In an earlier post about foiling form bot spam without using a CAPTCHA, I introduced an idea to validate your forms to not allow any HTML tags in any of the fields.  The theory was that spammers’ main motivation for spamming forms was to get links sent.  This method has worked wonderfully for me for quite a while… until yesterday, that is.

I have a client who has been getting blasted with form spam for almost 48 hours straight.  Here’s the odd behavior though… there are no links or any other HTML in any of the form fields?!?!?

So why is the person behind this bot doing this??

Other than to annoy me, I can’t think of any other reason.  So I had to think of a new way to foil this form bot and I came up with this…
Form Bots Are Predictable

I believe that most form bots read the name or id attribute in the input tag as a clue for what info to insert into that form field. So, if you name your input field “email” then the bot knows to insert an email address into that field.

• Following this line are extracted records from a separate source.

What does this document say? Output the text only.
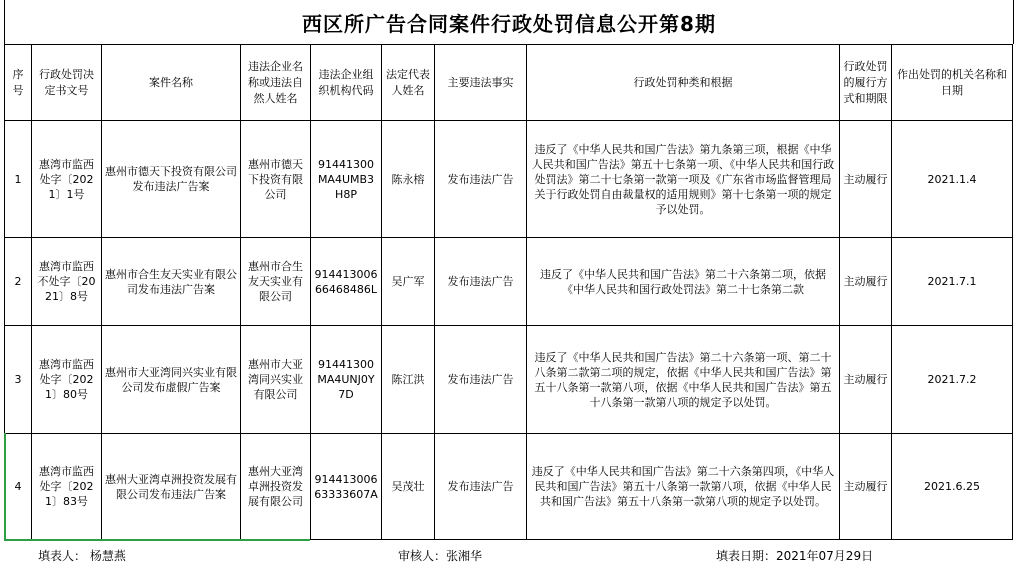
西区所广告合同案件行政处罚信息公开第8期
序号	行政处罚决定书文号	案件名称	违法企业名称或违法自然人姓名	违法企业组织机构代码	法定代表人姓名	主要违法事实	行政处罚种类和根据	行政处罚的履行方式和期限	作出处罚的机关名称和日期
1	惠湾市监西处字〔2021〕1号	惠州市德天下投资有限公司发布违法广告案	惠州市德天下投资有限公司	91441300MA4UMB3H8P	陈永榕	发布违法广告	违反了《中华人民共和国广告法》第九条第三项，根据《中华人民共和国广告法》第五十七条第一项、《中华人民共和国行政处罚法》第二十七条第一款第一项及《广东省市场监督管理局关于行政处罚自由裁量权的适用规则》第十七条第一项的规定予以处罚。	主动履行	2021.1.4
2	惠湾市监西不处字〔2021〕8号	惠州市合生友天实业有限公司发布违法广告案	惠州市合生友天实业有限公司	91441300666468486L	吴广军	发布违法广告	违反了《中华人民共和国广告法》第二十六条第二项，依据《中华人民共和国行政处罚法》第二十七条第二款	主动履行	2021.7.1
3	惠湾市监西处字〔2021〕80号	惠州市大亚湾同兴实业有限公司发布虚假广告案	惠州市大亚湾同兴实业有限公司	91441300MA4UNJ0Y7D	陈江洪	发布违法广告	违反了《中华人民共和国广告法》第二十六条第一项、第二十八条第二款第二项的规定，依据《中华人民共和国广告法》第五十八条第一款第八项，依据《中华人民共和国广告法》第五十八条第一款第八项的规定予以处罚。	主动履行	2021.7.2
4	惠湾市监西处字〔2021〕83号	惠州大亚湾卓洲投资发展有限公司发布违法广告案	惠州大亚湾卓洲投资发展有限公司	91441300663333607A	吴茂壮	发布违法广告	违反了《中华人民共和国广告法》第二十六条第四项，《中华人民共和国广告法》第五十八条第一款第八项，依据《中华人民共和国广告法》第五十八条第一款第八项的规定予以处罚。	主动履行	2021.6.25
填表人： 杨慧燕	审核人：张湘华	填表日期：2021年07月29日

So I’m going to use the bot’s predictability against it by naming my email field something completely different, then validating the field to require a properly formed email address (i.e. [email protected]).

So the bot will likely populate this field with random characters instead of a properly formed email address.  My validation will throw an error when the field doesn’t get an email address, the form bot is STOPPED!

I have a few more tricks up my sleeve, but I’ll save that for part III.